According to legend, St. Anthony Abbot was born in Egypt in 251, and at a very young age he retired to the solitude of the desert. Towards the end of his life, he visited Paul the hermit, superior of the anchorites of the Thebaid, miraculously fed by a raven that day carried in its beak double ration of bread. Some time later, upon learning of the death of his venerable brother, he went to bury him with the help of two lions. In addition, in Catalonia, adventures and miracles were attributed to him, which served as a theme for Jaume Huguet for his altarpiece of Saint Anthony in Barcelona. The order of the Antonines was founded in the 11th century under the invocation of Saint Anthony as a holy healer. To maintain their encomiendas and hospitals, the Antonines dedicated themselves to raising pigs. They enjoyed the privilege of letting their animals, recognizable by the bell that jingled on their necks, roam the streets of the villages and the communal lands. Hence one of the most popular attributes of the saint is an animal with a cowbell around its neck, usually a pig. The extraordinary popularity of Saint Anthony is due, however, to his fame as a healer saint, and that is why he is represented here with a crutch as an iconographic attribute. Usually, this saint is represented as a bearded old man wearing a hooded sackcloth, a common garment of the Antonines. Apart from those already mentioned, another of his most frequent attributes is the tau.
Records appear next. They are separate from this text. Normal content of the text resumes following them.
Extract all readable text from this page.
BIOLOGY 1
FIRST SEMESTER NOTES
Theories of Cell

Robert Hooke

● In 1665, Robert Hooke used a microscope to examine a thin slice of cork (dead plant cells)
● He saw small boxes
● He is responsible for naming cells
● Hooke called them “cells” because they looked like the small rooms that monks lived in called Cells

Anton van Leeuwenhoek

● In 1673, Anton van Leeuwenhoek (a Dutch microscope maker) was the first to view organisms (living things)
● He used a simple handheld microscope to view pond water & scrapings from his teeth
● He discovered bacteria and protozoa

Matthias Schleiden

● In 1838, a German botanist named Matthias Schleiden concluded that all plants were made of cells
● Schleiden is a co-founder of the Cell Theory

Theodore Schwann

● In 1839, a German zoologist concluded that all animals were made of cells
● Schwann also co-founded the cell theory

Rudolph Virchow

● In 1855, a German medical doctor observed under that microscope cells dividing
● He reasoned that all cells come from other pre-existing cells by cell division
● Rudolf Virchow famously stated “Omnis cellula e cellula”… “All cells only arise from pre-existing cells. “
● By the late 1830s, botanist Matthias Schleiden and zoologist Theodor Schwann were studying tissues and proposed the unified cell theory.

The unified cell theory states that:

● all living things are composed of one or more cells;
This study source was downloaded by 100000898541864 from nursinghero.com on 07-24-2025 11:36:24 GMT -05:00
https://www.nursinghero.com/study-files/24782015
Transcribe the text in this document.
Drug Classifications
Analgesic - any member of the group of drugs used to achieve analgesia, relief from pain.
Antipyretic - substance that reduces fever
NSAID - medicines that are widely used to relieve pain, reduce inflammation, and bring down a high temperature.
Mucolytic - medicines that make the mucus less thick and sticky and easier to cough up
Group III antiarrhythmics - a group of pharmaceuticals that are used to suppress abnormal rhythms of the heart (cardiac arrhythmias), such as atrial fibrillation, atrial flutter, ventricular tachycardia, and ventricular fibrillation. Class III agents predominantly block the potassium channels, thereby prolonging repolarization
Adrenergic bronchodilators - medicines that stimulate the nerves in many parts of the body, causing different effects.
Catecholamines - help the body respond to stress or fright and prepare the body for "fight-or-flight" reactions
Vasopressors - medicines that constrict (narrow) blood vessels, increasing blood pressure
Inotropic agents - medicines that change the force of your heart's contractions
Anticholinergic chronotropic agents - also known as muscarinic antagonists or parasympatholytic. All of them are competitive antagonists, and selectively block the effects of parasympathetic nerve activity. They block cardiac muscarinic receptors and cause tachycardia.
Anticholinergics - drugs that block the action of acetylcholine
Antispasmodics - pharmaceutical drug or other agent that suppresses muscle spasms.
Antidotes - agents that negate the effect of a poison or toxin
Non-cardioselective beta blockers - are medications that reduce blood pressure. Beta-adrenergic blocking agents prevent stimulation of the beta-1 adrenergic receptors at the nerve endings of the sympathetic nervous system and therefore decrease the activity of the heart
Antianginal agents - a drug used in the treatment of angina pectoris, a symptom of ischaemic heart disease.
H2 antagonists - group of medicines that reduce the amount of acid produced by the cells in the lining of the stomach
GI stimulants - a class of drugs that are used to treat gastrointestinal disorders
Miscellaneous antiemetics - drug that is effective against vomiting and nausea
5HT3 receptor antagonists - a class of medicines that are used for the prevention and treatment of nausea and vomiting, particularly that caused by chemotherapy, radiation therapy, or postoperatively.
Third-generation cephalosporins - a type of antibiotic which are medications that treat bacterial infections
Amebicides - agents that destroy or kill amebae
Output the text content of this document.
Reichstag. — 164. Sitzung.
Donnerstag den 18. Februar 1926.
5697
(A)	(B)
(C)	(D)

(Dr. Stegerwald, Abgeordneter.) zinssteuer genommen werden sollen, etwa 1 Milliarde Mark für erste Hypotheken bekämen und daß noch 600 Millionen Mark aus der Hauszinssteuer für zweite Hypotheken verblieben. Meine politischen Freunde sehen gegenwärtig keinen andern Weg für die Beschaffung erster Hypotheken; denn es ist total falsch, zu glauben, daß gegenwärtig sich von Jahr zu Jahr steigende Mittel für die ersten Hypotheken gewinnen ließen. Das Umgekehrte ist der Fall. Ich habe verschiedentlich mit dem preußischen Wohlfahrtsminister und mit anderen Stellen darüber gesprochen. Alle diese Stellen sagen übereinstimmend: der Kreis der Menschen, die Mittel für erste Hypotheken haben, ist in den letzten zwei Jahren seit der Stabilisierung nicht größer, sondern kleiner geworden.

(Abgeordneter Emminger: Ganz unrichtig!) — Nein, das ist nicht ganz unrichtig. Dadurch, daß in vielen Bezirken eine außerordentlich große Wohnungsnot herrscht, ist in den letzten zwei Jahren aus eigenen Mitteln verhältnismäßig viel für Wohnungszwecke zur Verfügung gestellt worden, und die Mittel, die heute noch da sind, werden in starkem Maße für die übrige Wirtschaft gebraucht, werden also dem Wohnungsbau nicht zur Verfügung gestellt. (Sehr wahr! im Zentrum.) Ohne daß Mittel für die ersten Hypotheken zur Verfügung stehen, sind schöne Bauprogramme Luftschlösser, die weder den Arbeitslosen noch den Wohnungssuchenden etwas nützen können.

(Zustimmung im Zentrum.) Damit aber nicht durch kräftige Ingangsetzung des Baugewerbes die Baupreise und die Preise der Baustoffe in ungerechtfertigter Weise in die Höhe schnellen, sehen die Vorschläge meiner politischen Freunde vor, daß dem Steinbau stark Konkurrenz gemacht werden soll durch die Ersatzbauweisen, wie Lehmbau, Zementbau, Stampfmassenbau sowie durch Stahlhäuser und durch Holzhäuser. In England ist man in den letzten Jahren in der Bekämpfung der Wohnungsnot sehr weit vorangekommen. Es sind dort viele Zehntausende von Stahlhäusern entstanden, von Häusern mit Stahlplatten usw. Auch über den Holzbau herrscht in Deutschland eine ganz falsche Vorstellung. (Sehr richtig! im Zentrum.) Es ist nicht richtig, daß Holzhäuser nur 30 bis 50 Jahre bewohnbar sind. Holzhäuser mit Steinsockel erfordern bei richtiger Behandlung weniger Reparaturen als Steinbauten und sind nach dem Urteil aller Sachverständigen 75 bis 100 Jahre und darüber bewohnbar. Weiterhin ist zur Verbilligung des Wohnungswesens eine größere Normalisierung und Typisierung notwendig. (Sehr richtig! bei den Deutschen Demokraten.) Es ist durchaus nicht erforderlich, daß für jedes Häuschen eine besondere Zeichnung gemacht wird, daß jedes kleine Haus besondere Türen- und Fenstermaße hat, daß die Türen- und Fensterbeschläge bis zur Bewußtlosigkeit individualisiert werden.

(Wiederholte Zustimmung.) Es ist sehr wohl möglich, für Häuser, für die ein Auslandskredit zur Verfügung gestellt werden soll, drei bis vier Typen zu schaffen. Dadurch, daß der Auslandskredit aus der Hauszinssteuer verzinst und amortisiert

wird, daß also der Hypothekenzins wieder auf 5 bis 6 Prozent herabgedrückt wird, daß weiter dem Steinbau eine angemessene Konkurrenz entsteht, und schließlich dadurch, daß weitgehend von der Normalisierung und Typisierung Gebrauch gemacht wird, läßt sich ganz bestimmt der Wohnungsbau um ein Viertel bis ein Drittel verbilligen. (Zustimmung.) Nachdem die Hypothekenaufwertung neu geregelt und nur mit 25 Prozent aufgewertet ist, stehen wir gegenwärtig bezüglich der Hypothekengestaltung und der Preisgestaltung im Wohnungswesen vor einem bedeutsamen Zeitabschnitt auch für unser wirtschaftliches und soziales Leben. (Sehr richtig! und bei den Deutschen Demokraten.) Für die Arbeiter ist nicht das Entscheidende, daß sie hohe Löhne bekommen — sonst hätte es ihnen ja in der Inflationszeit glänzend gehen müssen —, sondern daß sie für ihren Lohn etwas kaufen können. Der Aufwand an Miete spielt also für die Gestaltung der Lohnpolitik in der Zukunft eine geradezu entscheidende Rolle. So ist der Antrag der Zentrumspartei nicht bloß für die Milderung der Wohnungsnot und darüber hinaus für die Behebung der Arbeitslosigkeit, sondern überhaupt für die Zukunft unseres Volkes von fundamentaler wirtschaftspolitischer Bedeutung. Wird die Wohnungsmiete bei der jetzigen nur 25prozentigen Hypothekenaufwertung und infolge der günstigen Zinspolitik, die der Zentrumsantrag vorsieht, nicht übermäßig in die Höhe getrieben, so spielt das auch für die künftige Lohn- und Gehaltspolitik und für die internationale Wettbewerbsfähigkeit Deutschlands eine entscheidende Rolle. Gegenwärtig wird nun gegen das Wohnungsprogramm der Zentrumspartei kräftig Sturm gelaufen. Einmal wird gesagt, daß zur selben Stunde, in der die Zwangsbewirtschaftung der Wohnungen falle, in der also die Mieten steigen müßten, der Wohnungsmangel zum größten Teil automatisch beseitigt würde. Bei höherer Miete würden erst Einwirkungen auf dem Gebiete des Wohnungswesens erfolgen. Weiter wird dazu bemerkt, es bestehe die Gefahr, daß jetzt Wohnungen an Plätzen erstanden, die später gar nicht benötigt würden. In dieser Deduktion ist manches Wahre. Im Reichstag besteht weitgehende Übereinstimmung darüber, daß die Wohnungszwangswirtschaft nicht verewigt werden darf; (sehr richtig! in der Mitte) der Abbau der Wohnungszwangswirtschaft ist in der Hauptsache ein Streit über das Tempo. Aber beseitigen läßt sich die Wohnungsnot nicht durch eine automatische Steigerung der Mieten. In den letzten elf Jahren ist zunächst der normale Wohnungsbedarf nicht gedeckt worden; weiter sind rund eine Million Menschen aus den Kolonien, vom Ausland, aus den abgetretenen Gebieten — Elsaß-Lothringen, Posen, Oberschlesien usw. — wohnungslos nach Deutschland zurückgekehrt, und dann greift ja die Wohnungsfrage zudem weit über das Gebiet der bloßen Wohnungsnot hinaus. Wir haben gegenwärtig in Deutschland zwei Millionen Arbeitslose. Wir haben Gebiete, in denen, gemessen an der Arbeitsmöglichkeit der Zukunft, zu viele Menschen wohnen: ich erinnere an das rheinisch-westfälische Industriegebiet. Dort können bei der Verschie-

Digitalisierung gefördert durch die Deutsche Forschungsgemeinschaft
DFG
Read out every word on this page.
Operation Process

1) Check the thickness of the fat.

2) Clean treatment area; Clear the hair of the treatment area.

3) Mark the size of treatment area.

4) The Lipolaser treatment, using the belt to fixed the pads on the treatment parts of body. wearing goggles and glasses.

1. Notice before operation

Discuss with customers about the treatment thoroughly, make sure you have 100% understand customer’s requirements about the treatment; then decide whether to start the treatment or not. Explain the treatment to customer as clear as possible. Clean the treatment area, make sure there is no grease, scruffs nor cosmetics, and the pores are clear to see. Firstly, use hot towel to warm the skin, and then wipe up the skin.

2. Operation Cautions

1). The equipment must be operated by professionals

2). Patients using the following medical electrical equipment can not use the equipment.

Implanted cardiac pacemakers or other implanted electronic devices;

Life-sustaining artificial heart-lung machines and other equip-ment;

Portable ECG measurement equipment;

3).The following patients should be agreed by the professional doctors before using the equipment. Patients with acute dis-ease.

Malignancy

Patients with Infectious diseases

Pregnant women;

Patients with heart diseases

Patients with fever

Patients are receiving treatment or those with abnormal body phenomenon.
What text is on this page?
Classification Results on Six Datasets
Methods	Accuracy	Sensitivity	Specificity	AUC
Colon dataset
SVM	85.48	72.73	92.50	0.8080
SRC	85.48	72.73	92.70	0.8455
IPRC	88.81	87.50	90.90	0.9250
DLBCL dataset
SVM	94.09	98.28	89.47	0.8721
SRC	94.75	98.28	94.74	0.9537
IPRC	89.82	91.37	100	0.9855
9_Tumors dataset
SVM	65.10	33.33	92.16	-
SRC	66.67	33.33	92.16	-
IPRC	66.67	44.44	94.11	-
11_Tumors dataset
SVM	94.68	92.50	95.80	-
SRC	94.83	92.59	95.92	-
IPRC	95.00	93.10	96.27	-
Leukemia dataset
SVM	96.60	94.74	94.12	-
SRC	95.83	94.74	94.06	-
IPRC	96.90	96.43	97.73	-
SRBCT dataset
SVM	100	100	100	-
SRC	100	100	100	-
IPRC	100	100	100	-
Spain is, at the beginning of the 16th century, the European nation best prepared to receive the new humanist concepts of life and art due to its spiritual, political and economic conditions, although from the point of view of plastic forms, its adaptation of those introduced by Italy was slower due to the need to learn the new techniques and to change the taste of the clientele. Sculpture reflects perhaps better than other artistic fields this eagerness to return to the classical Greco-Roman world that exalts in its nudes the individuality of man, creating a new style whose vitality surpasses the mere copy. Soon the anatomy, the movement of the figures, the compositions with a sense of perspective and balance, the naturalistic play of the folds, the classical attitudes of the figures began to be valued; but the strong Gothic tradition maintains the expressiveness as a vehicle of the deep spiritualistic sense that informs our best Renaissance sculptures. This strong and healthy tradition favors the continuity of religious painting that accepts the formal beauty offered by Italian Renaissance art with a sense of balance that avoids its predominance over the immaterial content that animates the forms. In the first years of the century, Italian works arrived to our lands and some of our artists went to Italy, where they learned first hand the new norms in the most progressive centers of Italian art, such as Florence or Rome, and even in Naples.